Holmes was sentenced to more than 11 years in prison last month.
Balwani did not speak as he was sentenced to 155 months in prison at the end of a nearly four-hour sentencing hearing on Wednesday. His lawyers say that, like Holmes, he plans to file an appeal.
Drop in British house prices
UK house prices saw their biggest drop in 14 years in November, falling 2.3%, reflecting "volatility" in the market, according to mortgage lender Halifax.
November marks the third month in a row during which prices have fallen with potential buyers playing safe by delaying purchases.
The average UK house price in November was £285,579.
Higher mortgage rates, economic uncertainty, and the rising cost of living are all affecting the market.
The BBC says the annual rate of growth in property prices has now dropped from 8.2% to 4.7%.
SNP politician denies any deep divisions
Reports of deep divisions within the SNP are a "complete fiction", a senior MP has insisted.
Stewart Hosie was responding to claims that Stephen Flynn's victory over Alison Thewliss in the party's Westminster leadership contest showed the party was now split.
The BBC reported that Mr Hosie said "not one word of that is true" and he had "no idea where these stories have come from".
Ms Thewliss is seen as being a close ally of Nicola Sturgeon.

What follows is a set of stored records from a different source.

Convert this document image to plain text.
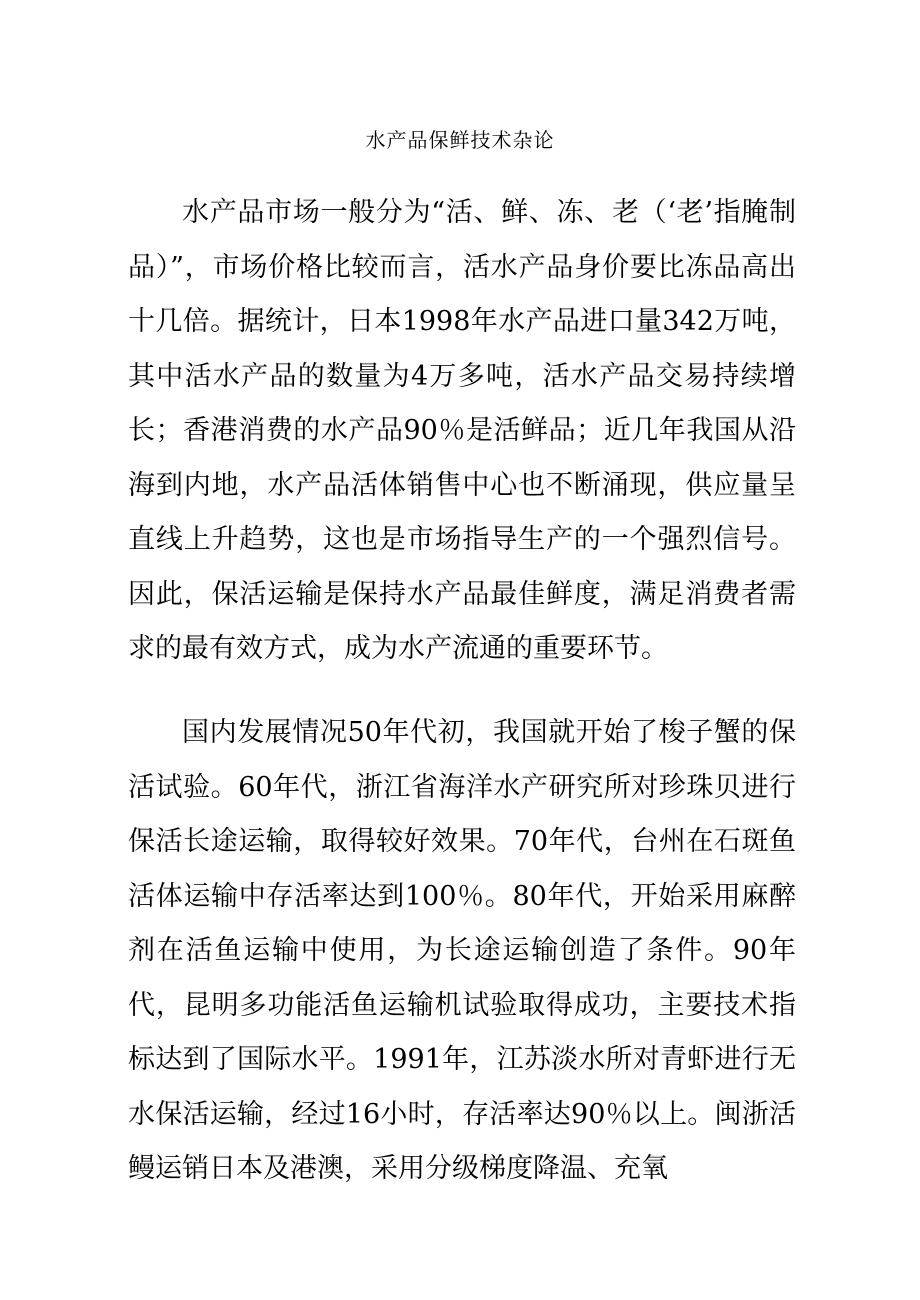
水产品保鲜技术杂论

水产品市场一般分为“活、鲜、冻、老（‘老’指腌制品）”，市场价格比较而言，活水产品身价要比冻品高出十几倍。据统计，日本1998年水产品进口量342万吨，其中活水产品的数量为4万多吨，活水产品交易持续增长；香港消费的水产品90％是活鲜品；近几年我国从沿海到内地，水产品活体销售中心也不断涌现，供应量呈直线上升趋势，这也是市场指导生产的一个强烈信号。因此，保活运输是保持水产品最佳鲜度，满足消费者需求的最有效方式，成为水产流通的重要环节。

国内发展情况50年代初，我国就开始了梭子蟹的保活试验。60年代，浙江省海洋水产研究所对珍珠贝进行保活长途运输，取得较好效果。70年代，台州在石斑鱼活体运输中存活率达到100％。80年代，开始采用麻醉剂在活鱼运输中使用，为长途运输创造了条件。90年代，昆明多功能活鱼运输机试验取得成功，主要技术指标达到了国际水平。1991年，江苏淡水所对青虾进行无水保活运输，经过16小时，存活率达90％以上。闽浙活鳗运销日本及港澳，采用分级梯度降温、充氧
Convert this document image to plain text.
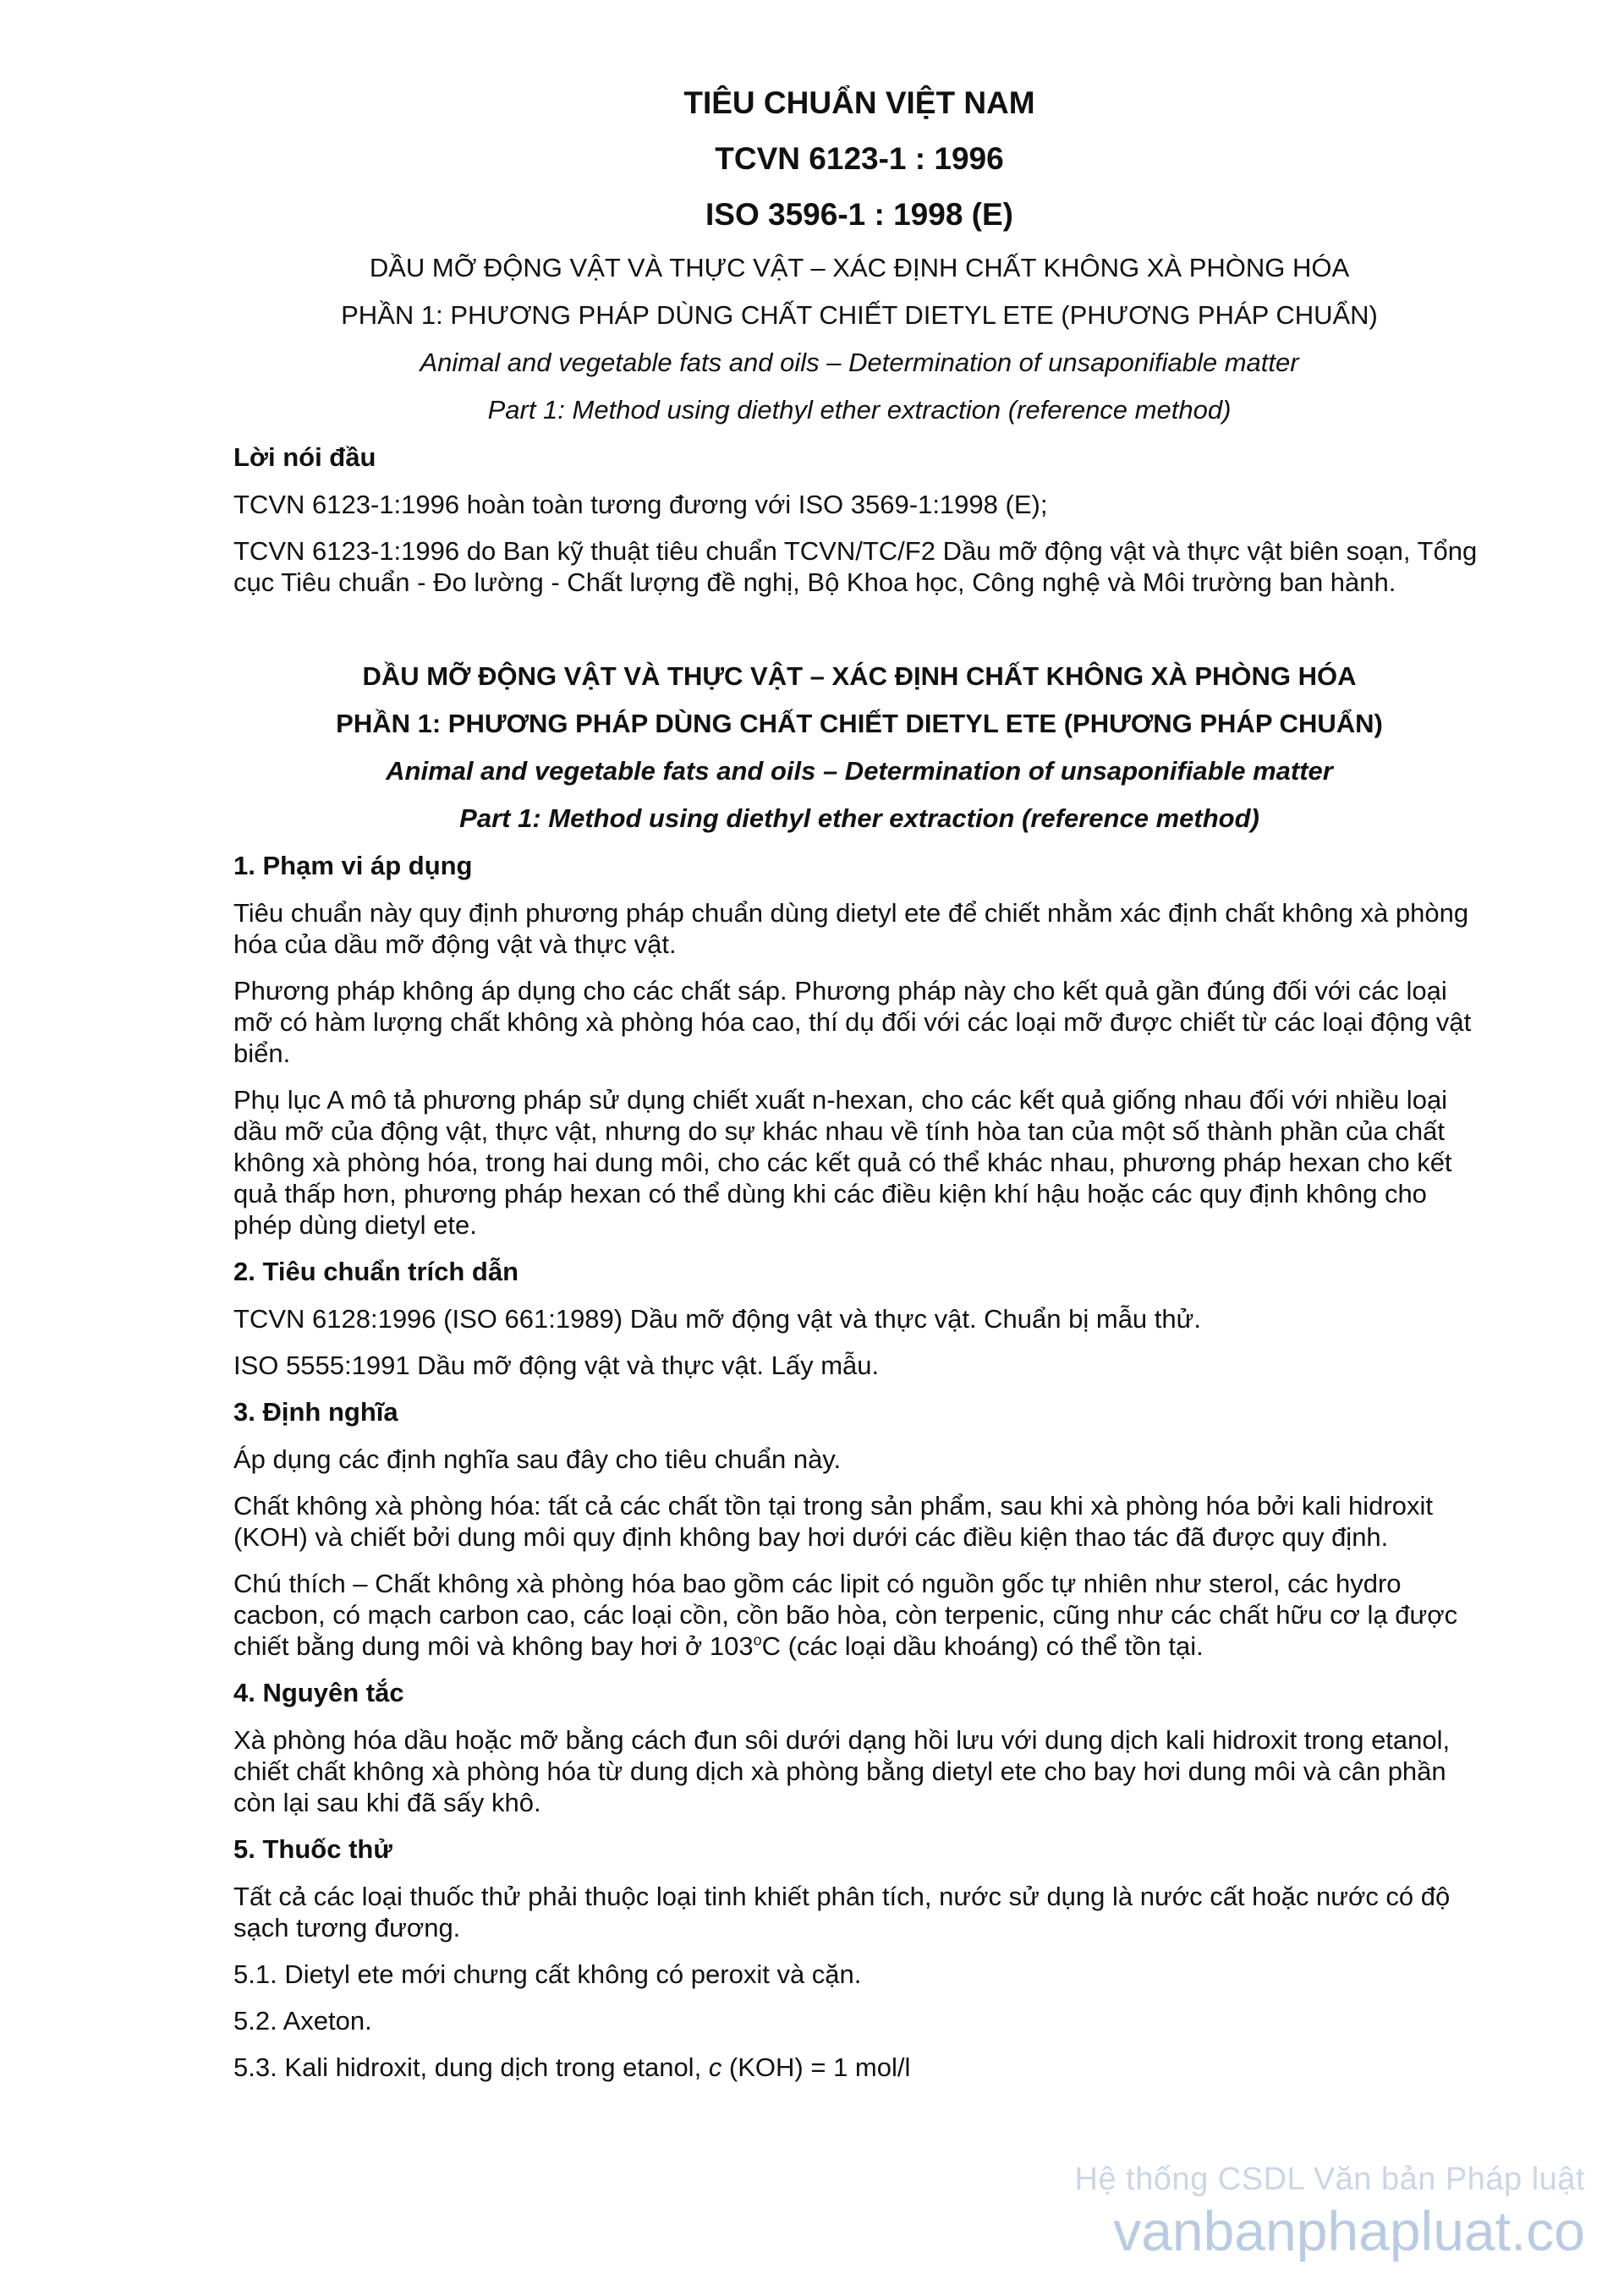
TIÊU CHUẨN VIỆT NAM
TCVN 6123-1 : 1996
ISO 3596-1 : 1998 (E)
DẦU MỠ ĐỘNG VẬT VÀ THỰC VẬT – XÁC ĐỊNH CHẤT KHÔNG XÀ PHÒNG HÓA
PHẦN 1: PHƯƠNG PHÁP DÙNG CHẤT CHIẾT DIETYL ETE (PHƯƠNG PHÁP CHUẨN)
Animal and vegetable fats and oils – Determination of unsaponifiable matter
Part 1: Method using diethyl ether extraction (reference method)
Lời nói đầu
TCVN 6123-1:1996 hoàn toàn tương đương với ISO 3569-1:1998 (E);
TCVN 6123-1:1996 do Ban kỹ thuật tiêu chuẩn TCVN/TC/F2 Dầu mỡ động vật và thực vật biên soạn, Tổng cục Tiêu chuẩn - Đo lường - Chất lượng đề nghị, Bộ Khoa học, Công nghệ và Môi trường ban hành.
DẦU MỠ ĐỘNG VẬT VÀ THỰC VẬT – XÁC ĐỊNH CHẤT KHÔNG XÀ PHÒNG HÓA
PHẦN 1: PHƯƠNG PHÁP DÙNG CHẤT CHIẾT DIETYL ETE (PHƯƠNG PHÁP CHUẨN)
Animal and vegetable fats and oils – Determination of unsaponifiable matter
Part 1: Method using diethyl ether extraction (reference method)
1. Phạm vi áp dụng
Tiêu chuẩn này quy định phương pháp chuẩn dùng dietyl ete để chiết nhằm xác định chất không xà phòng hóa của dầu mỡ động vật và thực vật.
Phương pháp không áp dụng cho các chất sáp. Phương pháp này cho kết quả gần đúng đối với các loại mỡ có hàm lượng chất không xà phòng hóa cao, thí dụ đối với các loại mỡ được chiết từ các loại động vật biển.
Phụ lục A mô tả phương pháp sử dụng chiết xuất n-hexan, cho các kết quả giống nhau đối với nhiều loại dầu mỡ của động vật, thực vật, nhưng do sự khác nhau về tính hòa tan của một số thành phần của chất không xà phòng hóa, trong hai dung môi, cho các kết quả có thể khác nhau, phương pháp hexan cho kết quả thấp hơn, phương pháp hexan có thể dùng khi các điều kiện khí hậu hoặc các quy định không cho phép dùng dietyl ete.
2. Tiêu chuẩn trích dẫn
TCVN 6128:1996 (ISO 661:1989) Dầu mỡ động vật và thực vật. Chuẩn bị mẫu thử.
ISO 5555:1991 Dầu mỡ động vật và thực vật. Lấy mẫu.
3. Định nghĩa
Áp dụng các định nghĩa sau đây cho tiêu chuẩn này.
Chất không xà phòng hóa: tất cả các chất tồn tại trong sản phẩm, sau khi xà phòng hóa bởi kali hidroxit (KOH) và chiết bởi dung môi quy định không bay hơi dưới các điều kiện thao tác đã được quy định.
Chú thích – Chất không xà phòng hóa bao gồm các lipit có nguồn gốc tự nhiên như sterol, các hydro cacbon, có mạch carbon cao, các loại cồn, cồn bão hòa, còn terpenic, cũng như các chất hữu cơ lạ được chiết bằng dung môi và không bay hơi ở 103$^o$C (các loại dầu khoáng) có thể tồn tại.
4. Nguyên tắc
Xà phòng hóa dầu hoặc mỡ bằng cách đun sôi dưới dạng hồi lưu với dung dịch kali hidroxit trong etanol, chiết chất không xà phòng hóa từ dung dịch xà phòng bằng dietyl ete cho bay hơi dung môi và cân phần còn lại sau khi đã sấy khô.
5. Thuốc thử
Tất cả các loại thuốc thử phải thuộc loại tinh khiết phân tích, nước sử dụng là nước cất hoặc nước có độ sạch tương đương.
5.1. Dietyl ete mới chưng cất không có peroxit và cặn.
5.2. Axeton.
5.3. Kali hidroxit, dung dịch trong etanol, c (KOH) = 1 mol/l
Hệ thống CSDL Văn bản Pháp luật
vanbanphapluat.co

But she lost by 26 votes to 17 to Mr Flynn - the MP for Aberdeen South - in a ballot of the party's MPs on Tuesday evening.
North Sea strikes
Unite says its members will stick to their guns as a new round of work stoppages commence on North Sea assets, in what the union has called an "increasingly-bitter dispute" over pay and conditions.
Energy Voice says more than 220 Petrofac workers are carrying out strikes for 48 hours on BP and Repsol Sinopec platforms.